Again, however, we need not make a determination on whether there was an actual violation here, only whether Greenberg has alleged facts sufficient to survive a motion to dismiss. Given the facts alleged combined with the Solicitation and the Participation *139Agreement themselves, we hold that he has met that burden.

CONCLUSION

For the foregoing reasons, we affirm in part and reverse in part the District Court’s dismissal of Koppel and Greenberg’s federal claims. In addition, the District Court dismissed Koppel and Greenberg’s state law claims because, after the court had dismissed the federal securities claims, there was no federal claim to which the state law claims could be appended. See Koppel v. 4987 Corp., [1998 Transfer Binder] Fed. Sec. L. Rep. (CCH) ¶ 90,126, at 90,223, 1997 WL 760512, at *6. Because our decision nullifies that rationale, we also reverse the District Court’s dismissal of Koppel and Greenberg’s state claims. We therefore remand for further proceedings consistent with this opinion and instruct the District Court to reconsider any once-pending motions not considered because of the general dismissal of the complaints.
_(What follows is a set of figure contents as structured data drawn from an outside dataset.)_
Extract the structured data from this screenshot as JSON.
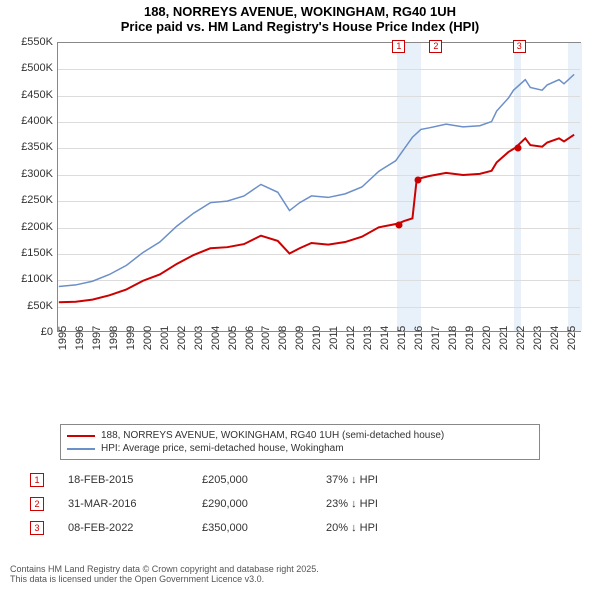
{
  "title": "188, NORREYS AVENUE, WOKINGHAM, RG40 1UH",
  "subtitle": "Price paid vs. HM Land Registry's House Price Index (HPI)",
  "chart": {
    "type": "line",
    "background_color": "#ffffff",
    "grid_color": "#dcdcdc",
    "highlight_color": "#e8f0fa",
    "x_range": [
      1995,
      2025.9
    ],
    "y_range": [
      0,
      550
    ],
    "y_ticks": [
      0,
      50,
      100,
      150,
      200,
      250,
      300,
      350,
      400,
      450,
      500,
      550
    ],
    "y_tick_labels": [
      "£0",
      "£50K",
      "£100K",
      "£150K",
      "£200K",
      "£250K",
      "£300K",
      "£350K",
      "£400K",
      "£450K",
      "£500K",
      "£550K"
    ],
    "x_ticks": [
      1995,
      1996,
      1997,
      1998,
      1999,
      2000,
      2001,
      2002,
      2003,
      2004,
      2005,
      2006,
      2007,
      2008,
      2009,
      2010,
      2011,
      2012,
      2013,
      2014,
      2015,
      2016,
      2017,
      2018,
      2019,
      2020,
      2021,
      2022,
      2023,
      2024,
      2025
    ],
    "series": [
      {
        "name": "hpi",
        "color": "#6b8fc9",
        "width": 1.5,
        "points": [
          [
            1995,
            85
          ],
          [
            1996,
            88
          ],
          [
            1997,
            95
          ],
          [
            1998,
            108
          ],
          [
            1999,
            125
          ],
          [
            2000,
            150
          ],
          [
            2001,
            170
          ],
          [
            2002,
            200
          ],
          [
            2003,
            225
          ],
          [
            2004,
            245
          ],
          [
            2005,
            248
          ],
          [
            2006,
            258
          ],
          [
            2007,
            280
          ],
          [
            2008,
            265
          ],
          [
            2008.7,
            230
          ],
          [
            2009.3,
            245
          ],
          [
            2010,
            258
          ],
          [
            2011,
            255
          ],
          [
            2012,
            262
          ],
          [
            2013,
            275
          ],
          [
            2014,
            305
          ],
          [
            2015,
            325
          ],
          [
            2016,
            370
          ],
          [
            2016.5,
            385
          ],
          [
            2017,
            388
          ],
          [
            2018,
            395
          ],
          [
            2019,
            390
          ],
          [
            2020,
            392
          ],
          [
            2020.7,
            400
          ],
          [
            2021,
            420
          ],
          [
            2021.7,
            445
          ],
          [
            2022,
            460
          ],
          [
            2022.7,
            480
          ],
          [
            2023,
            465
          ],
          [
            2023.7,
            460
          ],
          [
            2024,
            470
          ],
          [
            2024.7,
            480
          ],
          [
            2025,
            472
          ],
          [
            2025.6,
            490
          ]
        ]
      },
      {
        "name": "price_paid",
        "color": "#cc0000",
        "width": 2,
        "points": [
          [
            1995,
            55
          ],
          [
            1996,
            56
          ],
          [
            1997,
            60
          ],
          [
            1998,
            68
          ],
          [
            1999,
            79
          ],
          [
            2000,
            96
          ],
          [
            2001,
            108
          ],
          [
            2002,
            128
          ],
          [
            2003,
            145
          ],
          [
            2004,
            158
          ],
          [
            2005,
            160
          ],
          [
            2006,
            166
          ],
          [
            2007,
            182
          ],
          [
            2008,
            172
          ],
          [
            2008.7,
            148
          ],
          [
            2009.3,
            158
          ],
          [
            2010,
            168
          ],
          [
            2011,
            165
          ],
          [
            2012,
            170
          ],
          [
            2013,
            180
          ],
          [
            2014,
            198
          ],
          [
            2015.13,
            205
          ],
          [
            2015.5,
            210
          ],
          [
            2016,
            215
          ],
          [
            2016.25,
            290
          ],
          [
            2017,
            296
          ],
          [
            2018,
            302
          ],
          [
            2019,
            298
          ],
          [
            2020,
            300
          ],
          [
            2020.7,
            306
          ],
          [
            2021,
            322
          ],
          [
            2021.7,
            342
          ],
          [
            2022.11,
            350
          ],
          [
            2022.7,
            368
          ],
          [
            2023,
            355
          ],
          [
            2023.7,
            352
          ],
          [
            2024,
            360
          ],
          [
            2024.7,
            368
          ],
          [
            2025,
            362
          ],
          [
            2025.6,
            375
          ]
        ]
      }
    ],
    "highlight_bands": [
      {
        "from": 2015.0,
        "to": 2016.4
      },
      {
        "from": 2021.9,
        "to": 2022.3
      },
      {
        "from": 2025.1,
        "to": 2025.9
      }
    ],
    "markers": [
      {
        "n": "1",
        "year": 2015.13,
        "price": 205,
        "date": "18-FEB-2015",
        "price_label": "£205,000",
        "delta": "37% ↓ HPI"
      },
      {
        "n": "2",
        "year": 2016.25,
        "price": 290,
        "date": "31-MAR-2016",
        "price_label": "£290,000",
        "delta": "23% ↓ HPI"
      },
      {
        "n": "3",
        "year": 2022.11,
        "price": 350,
        "date": "08-FEB-2022",
        "price_label": "£350,000",
        "delta": "20% ↓ HPI"
      }
    ]
  },
  "legend": {
    "series1_label": "188, NORREYS AVENUE, WOKINGHAM, RG40 1UH (semi-detached house)",
    "series1_color": "#cc0000",
    "series2_label": "HPI: Average price, semi-detached house, Wokingham",
    "series2_color": "#6b8fc9"
  },
  "footer": {
    "line1": "Contains HM Land Registry data © Crown copyright and database right 2025.",
    "line2": "This data is licensed under the Open Government Licence v3.0."
  }
}
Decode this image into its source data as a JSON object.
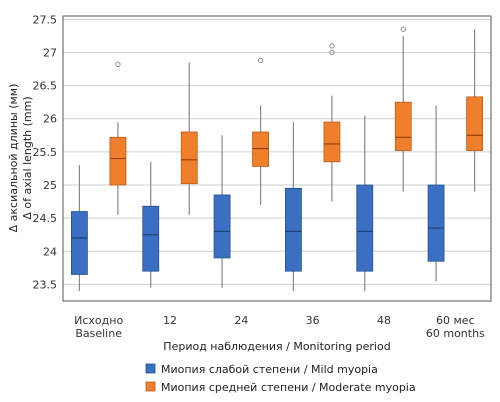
{
  "chart_data": {
    "type": "box",
    "title": "",
    "xlabel": "Период наблюдения / Monitoring period",
    "ylabel_lines": [
      "Δ аксиальной длины (мм)",
      "Δ of axial length (mm)"
    ],
    "ylim": [
      23.25,
      27.55
    ],
    "y_ticks": [
      23.5,
      24,
      24.5,
      25,
      25.5,
      26,
      26.5,
      27,
      27.5
    ],
    "grid": "horizontal",
    "legend_position": "bottom",
    "categories": [
      {
        "line1": "Исходно",
        "line2": "Baseline"
      },
      {
        "line1": "12",
        "line2": ""
      },
      {
        "line1": "24",
        "line2": ""
      },
      {
        "line1": "36",
        "line2": ""
      },
      {
        "line1": "48",
        "line2": ""
      },
      {
        "line1": "60 мес",
        "line2": "60 months"
      }
    ],
    "series": [
      {
        "name": "Миопия слабой степени / Mild myopia",
        "color": "#3a6fc2",
        "boxes": [
          {
            "whislo": 23.4,
            "q1": 23.65,
            "med": 24.2,
            "q3": 24.6,
            "whishi": 25.3,
            "fliers": []
          },
          {
            "whislo": 23.45,
            "q1": 23.7,
            "med": 24.25,
            "q3": 24.68,
            "whishi": 25.35,
            "fliers": []
          },
          {
            "whislo": 23.45,
            "q1": 23.9,
            "med": 24.3,
            "q3": 24.85,
            "whishi": 25.75,
            "fliers": []
          },
          {
            "whislo": 23.4,
            "q1": 23.7,
            "med": 24.3,
            "q3": 24.95,
            "whishi": 25.95,
            "fliers": []
          },
          {
            "whislo": 23.4,
            "q1": 23.7,
            "med": 24.3,
            "q3": 25.0,
            "whishi": 26.05,
            "fliers": []
          },
          {
            "whislo": 23.55,
            "q1": 23.85,
            "med": 24.35,
            "q3": 25.0,
            "whishi": 26.2,
            "fliers": []
          }
        ]
      },
      {
        "name": "Миопия средней степени / Moderate myopia",
        "color": "#f07f2d",
        "boxes": [
          {
            "whislo": 24.55,
            "q1": 25.0,
            "med": 25.4,
            "q3": 25.72,
            "whishi": 25.95,
            "fliers": [
              26.82
            ]
          },
          {
            "whislo": 24.55,
            "q1": 25.02,
            "med": 25.38,
            "q3": 25.8,
            "whishi": 26.85,
            "fliers": []
          },
          {
            "whislo": 24.7,
            "q1": 25.28,
            "med": 25.55,
            "q3": 25.8,
            "whishi": 26.2,
            "fliers": [
              26.88
            ]
          },
          {
            "whislo": 24.75,
            "q1": 25.35,
            "med": 25.62,
            "q3": 25.95,
            "whishi": 26.35,
            "fliers": [
              27.0,
              27.1
            ]
          },
          {
            "whislo": 24.9,
            "q1": 25.52,
            "med": 25.72,
            "q3": 26.25,
            "whishi": 27.25,
            "fliers": [
              27.35
            ]
          },
          {
            "whislo": 24.9,
            "q1": 25.52,
            "med": 25.75,
            "q3": 26.33,
            "whishi": 27.35,
            "fliers": []
          }
        ]
      }
    ]
  }
}
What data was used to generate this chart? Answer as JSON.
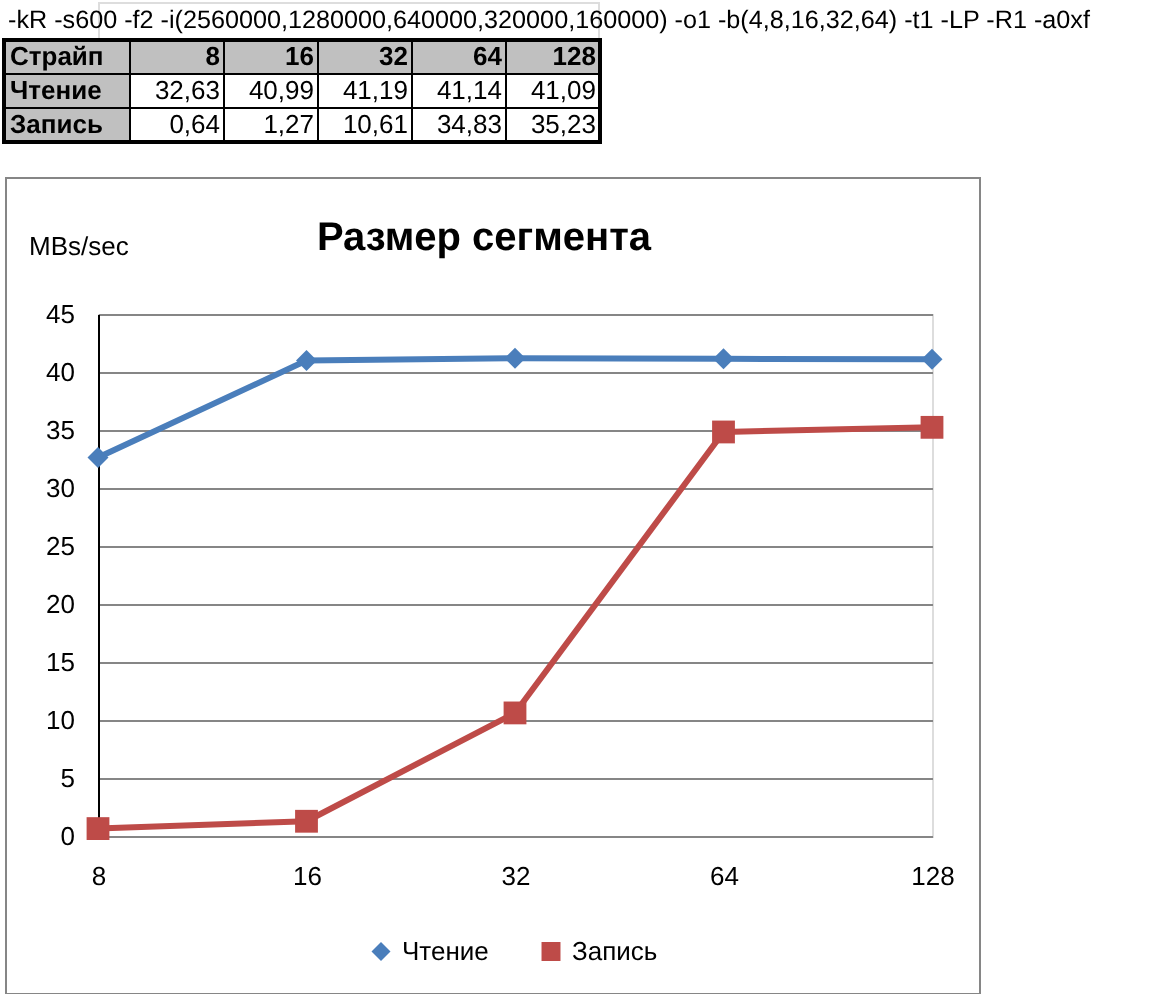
{
  "chart_data": [
    {
      "type": "other",
      "annotations": [
        "-kR -s600 -f2 -i(2560000,1280000,640000,320000,160000) -o1 -b(4,8,16,32,64) -t1 -LP -R1 -a0xf",
        "Страйп"
      ],
      "categories": [
        "8",
        "16",
        "32",
        "64",
        "128"
      ],
      "y_categories": [
        "Чтение",
        "Запись"
      ],
      "cell_labels": [
        [
          "32,63",
          "40,99",
          "41,19",
          "41,14",
          "41,09"
        ],
        [
          "0,64",
          "1,27",
          "10,61",
          "34,83",
          "35,23"
        ]
      ]
    },
    {
      "type": "line",
      "title": "Размер сегмента",
      "ylabel": "MBs/sec",
      "categories": [
        "8",
        "16",
        "32",
        "64",
        "128"
      ],
      "series": [
        {
          "name": "Чтение",
          "color": "#4a7ebb",
          "marker": "diamond",
          "values": [
            32.63,
            40.99,
            41.19,
            41.14,
            41.09
          ]
        },
        {
          "name": "Запись",
          "color": "#be4b48",
          "marker": "square",
          "values": [
            0.64,
            1.27,
            10.61,
            34.83,
            35.23
          ]
        }
      ],
      "ylim": [
        0,
        45
      ],
      "yticks": [
        0,
        5,
        10,
        15,
        20,
        25,
        30,
        35,
        40,
        45
      ],
      "grid": "y",
      "legend": "bottom",
      "line_style": "solid"
    }
  ]
}
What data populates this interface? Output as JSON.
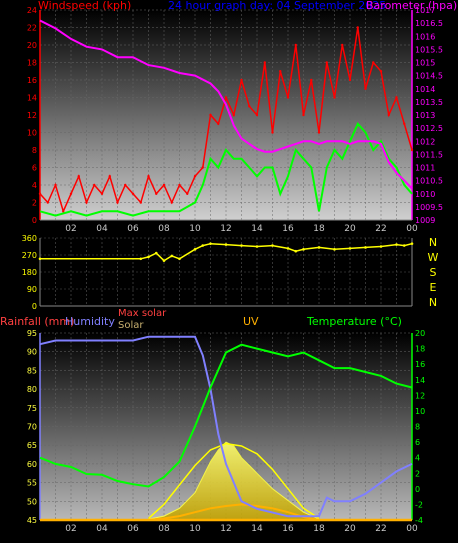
{
  "header": {
    "left_label": "Windspeed (kph)",
    "center_label": "24 hour graph day:  04 September 2025",
    "right_label": "Barometer (hpa)"
  },
  "colors": {
    "windspeed": "#ff0000",
    "windspeed_avg": "#00ff00",
    "barometer": "#ff00ff",
    "wind_dir": "#ffff00",
    "humidity": "#8080ff",
    "temperature": "#00ff00",
    "uv": "#ffb000",
    "solar": "#ffff40",
    "max_solar": "#ffff00",
    "rainfall": "#ff4040",
    "header_blue": "#0000ff"
  },
  "chart_data": [
    {
      "type": "line",
      "name": "wind-barometer",
      "xticks": [
        "02",
        "04",
        "06",
        "08",
        "10",
        "12",
        "14",
        "16",
        "18",
        "20",
        "22",
        "00"
      ],
      "xlim": [
        0,
        24
      ],
      "ylim_left": [
        0,
        24
      ],
      "yticks_left": [
        "0",
        "2",
        "4",
        "6",
        "8",
        "10",
        "12",
        "14",
        "16",
        "18",
        "20",
        "22",
        "24"
      ],
      "ylim_right": [
        1009,
        1017
      ],
      "yticks_right": [
        "1009",
        "1009.5",
        "1010",
        "1010.5",
        "1011",
        "1011.5",
        "1012",
        "1012.5",
        "1013",
        "1013.5",
        "1014",
        "1014.5",
        "1015",
        "1015.5",
        "1016",
        "1016.5",
        "1017"
      ],
      "series": [
        {
          "name": "Windspeed (kph)",
          "x": [
            0,
            0.5,
            1,
            1.5,
            2,
            2.5,
            3,
            3.5,
            4,
            4.5,
            5,
            5.5,
            6,
            6.5,
            7,
            7.5,
            8,
            8.5,
            9,
            9.5,
            10,
            10.5,
            11,
            11.5,
            12,
            12.5,
            13,
            13.5,
            14,
            14.5,
            15,
            15.5,
            16,
            16.5,
            17,
            17.5,
            18,
            18.5,
            19,
            19.5,
            20,
            20.5,
            21,
            21.5,
            22,
            22.5,
            23,
            23.5,
            24
          ],
          "values": [
            3,
            2,
            4,
            1,
            3,
            5,
            2,
            4,
            3,
            5,
            2,
            4,
            3,
            2,
            5,
            3,
            4,
            2,
            4,
            3,
            5,
            6,
            12,
            11,
            14,
            12,
            16,
            13,
            12,
            18,
            10,
            17,
            14,
            20,
            12,
            16,
            10,
            18,
            14,
            20,
            16,
            22,
            15,
            18,
            17,
            12,
            14,
            11,
            8
          ]
        },
        {
          "name": "Windspeed average",
          "x": [
            0,
            1,
            2,
            3,
            4,
            5,
            6,
            7,
            8,
            9,
            10,
            10.5,
            11,
            11.5,
            12,
            12.5,
            13,
            13.5,
            14,
            14.5,
            15,
            15.5,
            16,
            16.5,
            17,
            17.5,
            18,
            18.5,
            19,
            19.5,
            20,
            20.5,
            21,
            21.5,
            22,
            22.5,
            23,
            23.5,
            24
          ],
          "values": [
            1,
            0.5,
            1,
            0.5,
            1,
            1,
            0.5,
            1,
            1,
            1,
            2,
            4,
            7,
            6,
            8,
            7,
            7,
            6,
            5,
            6,
            6,
            3,
            5,
            8,
            7,
            6,
            1,
            6,
            8,
            7,
            9,
            11,
            10,
            8,
            9,
            7,
            6,
            4,
            3
          ]
        },
        {
          "name": "Barometer (hpa)",
          "x": [
            0,
            1,
            2,
            3,
            4,
            5,
            6,
            7,
            8,
            9,
            10,
            11,
            11.5,
            12,
            12.5,
            13,
            13.5,
            14,
            14.5,
            15,
            15.5,
            16,
            16.5,
            17,
            17.5,
            18,
            18.5,
            19,
            19.5,
            20,
            20.5,
            21,
            21.5,
            22,
            22.5,
            23,
            23.5,
            24
          ],
          "values": [
            1016.6,
            1016.3,
            1015.9,
            1015.6,
            1015.5,
            1015.2,
            1015.2,
            1014.9,
            1014.8,
            1014.6,
            1014.5,
            1014.2,
            1013.9,
            1013.4,
            1012.6,
            1012.1,
            1011.9,
            1011.7,
            1011.6,
            1011.6,
            1011.7,
            1011.8,
            1011.9,
            1012.0,
            1012.0,
            1011.9,
            1012.0,
            1012.0,
            1012.0,
            1011.9,
            1012.0,
            1012.0,
            1012.0,
            1011.9,
            1011.2,
            1010.8,
            1010.5,
            1010.2
          ]
        }
      ]
    },
    {
      "type": "line",
      "name": "wind-direction",
      "xlim": [
        0,
        24
      ],
      "ylim": [
        0,
        360
      ],
      "yticks": [
        "0",
        "90",
        "180",
        "270",
        "360"
      ],
      "compass": [
        "N",
        "W",
        "S",
        "E",
        "N"
      ],
      "series": [
        {
          "name": "Wind direction",
          "x": [
            0,
            6.5,
            7,
            7.5,
            8,
            8.5,
            9,
            10,
            10.5,
            11,
            12,
            13,
            14,
            15,
            16,
            16.5,
            17,
            18,
            19,
            20,
            21,
            22,
            23,
            23.5,
            24
          ],
          "values": [
            250,
            250,
            260,
            280,
            240,
            265,
            250,
            300,
            320,
            330,
            325,
            320,
            315,
            320,
            305,
            290,
            300,
            310,
            300,
            305,
            310,
            315,
            325,
            320,
            330
          ]
        }
      ]
    },
    {
      "type": "line",
      "name": "humidity-temperature",
      "xticks": [
        "02",
        "04",
        "06",
        "08",
        "10",
        "12",
        "14",
        "16",
        "18",
        "20",
        "22",
        "00"
      ],
      "xlim": [
        0,
        24
      ],
      "labels": {
        "rainfall": "Rainfall (mm)",
        "humidity": "Humidity",
        "max_solar": "Max solar",
        "solar": "Solar",
        "uv": "UV",
        "temperature": "Temperature (°C)"
      },
      "ylim_left": [
        45,
        95
      ],
      "yticks_left": [
        "45",
        "50",
        "55",
        "60",
        "65",
        "70",
        "75",
        "80",
        "85",
        "90",
        "95"
      ],
      "ylim_right": [
        -4,
        20
      ],
      "yticks_right": [
        "-4",
        "-2",
        "0",
        "2",
        "4",
        "6",
        "8",
        "10",
        "12",
        "14",
        "16",
        "18",
        "20"
      ],
      "series": [
        {
          "name": "Humidity",
          "x": [
            0,
            1,
            2,
            4,
            6,
            7,
            8,
            9,
            10,
            10.5,
            11,
            11.5,
            12,
            12.5,
            13,
            14,
            15,
            16,
            17,
            18,
            18.5,
            19,
            20,
            21,
            22,
            23,
            24
          ],
          "values": [
            92,
            93,
            93,
            93,
            93,
            94,
            94,
            94,
            94,
            89,
            80,
            68,
            60,
            55,
            50,
            48,
            47,
            46,
            46,
            46,
            51,
            50,
            50,
            52,
            55,
            58,
            60
          ]
        },
        {
          "name": "Temperature (°C)",
          "x": [
            0,
            1,
            2,
            3,
            4,
            5,
            6,
            7,
            8,
            9,
            10,
            11,
            12,
            13,
            14,
            15,
            16,
            17,
            18,
            19,
            20,
            21,
            22,
            23,
            24
          ],
          "values": [
            4,
            3.2,
            2.8,
            1.9,
            1.8,
            1.0,
            0.6,
            0.3,
            1.5,
            3.5,
            8,
            13,
            17.5,
            18.5,
            18,
            17.5,
            17,
            17.5,
            16.5,
            15.5,
            15.5,
            15,
            14.5,
            13.5,
            13
          ]
        },
        {
          "name": "Max solar",
          "x": [
            7,
            8,
            9,
            10,
            11,
            12,
            13,
            14,
            15,
            16,
            17,
            18
          ],
          "values": [
            -3.8,
            -2,
            0.5,
            3,
            5,
            5.8,
            5.5,
            4.5,
            2.5,
            0,
            -2.5,
            -3.8
          ]
        },
        {
          "name": "Solar",
          "x": [
            7,
            8,
            9,
            10,
            10.5,
            11,
            11.5,
            12,
            12.5,
            13,
            13.5,
            14,
            15,
            16,
            17,
            18
          ],
          "values": [
            -3.9,
            -3.5,
            -2.5,
            -0.5,
            1.5,
            3.5,
            5,
            6,
            5.5,
            4,
            3,
            2,
            0,
            -1.5,
            -3,
            -3.9
          ]
        },
        {
          "name": "UV",
          "x": [
            7,
            8,
            9,
            10,
            11,
            12,
            13,
            14,
            15,
            16,
            17,
            18
          ],
          "values": [
            -4,
            -3.8,
            -3.5,
            -3,
            -2.5,
            -2.2,
            -2,
            -2.2,
            -2.5,
            -3,
            -3.6,
            -4
          ]
        },
        {
          "name": "Rainfall (mm)",
          "x": [
            0,
            24
          ],
          "values": [
            0,
            0
          ]
        }
      ]
    }
  ]
}
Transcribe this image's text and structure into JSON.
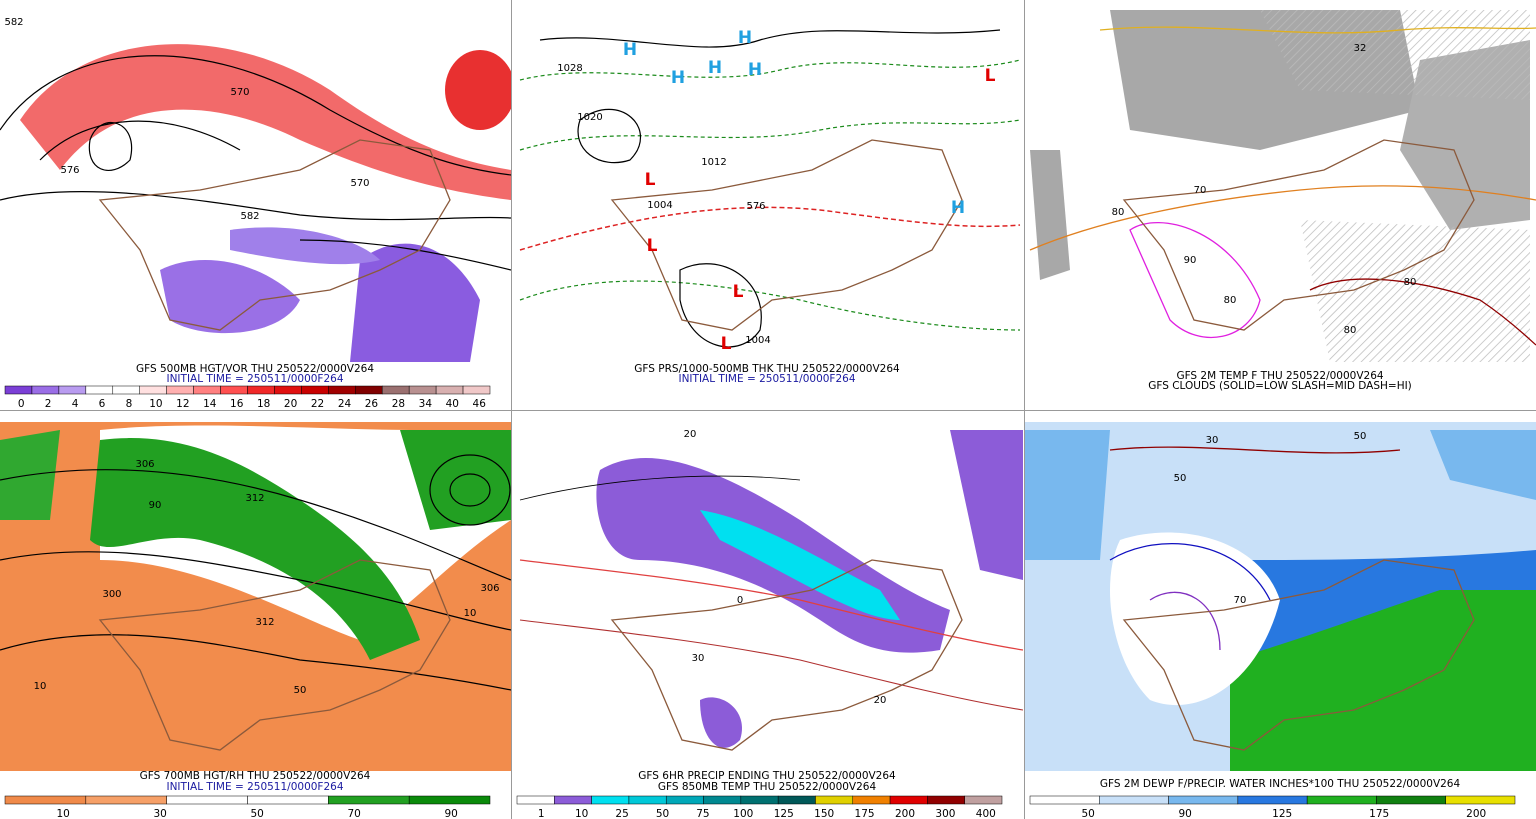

Each side shall bear its own costs on this appeal.

. The participation interests are securities and were registered under § 12(g) of the Exchange Act, 15 U.S.C. § 781(g)-

. The nonpayment of taxes on the building also constituted a default on the building's mortgage and therefore constituted grounds for foreclosure.

. The complaints also allege various state law causes of action, the substance of which is not relevant for purposes of this appeal.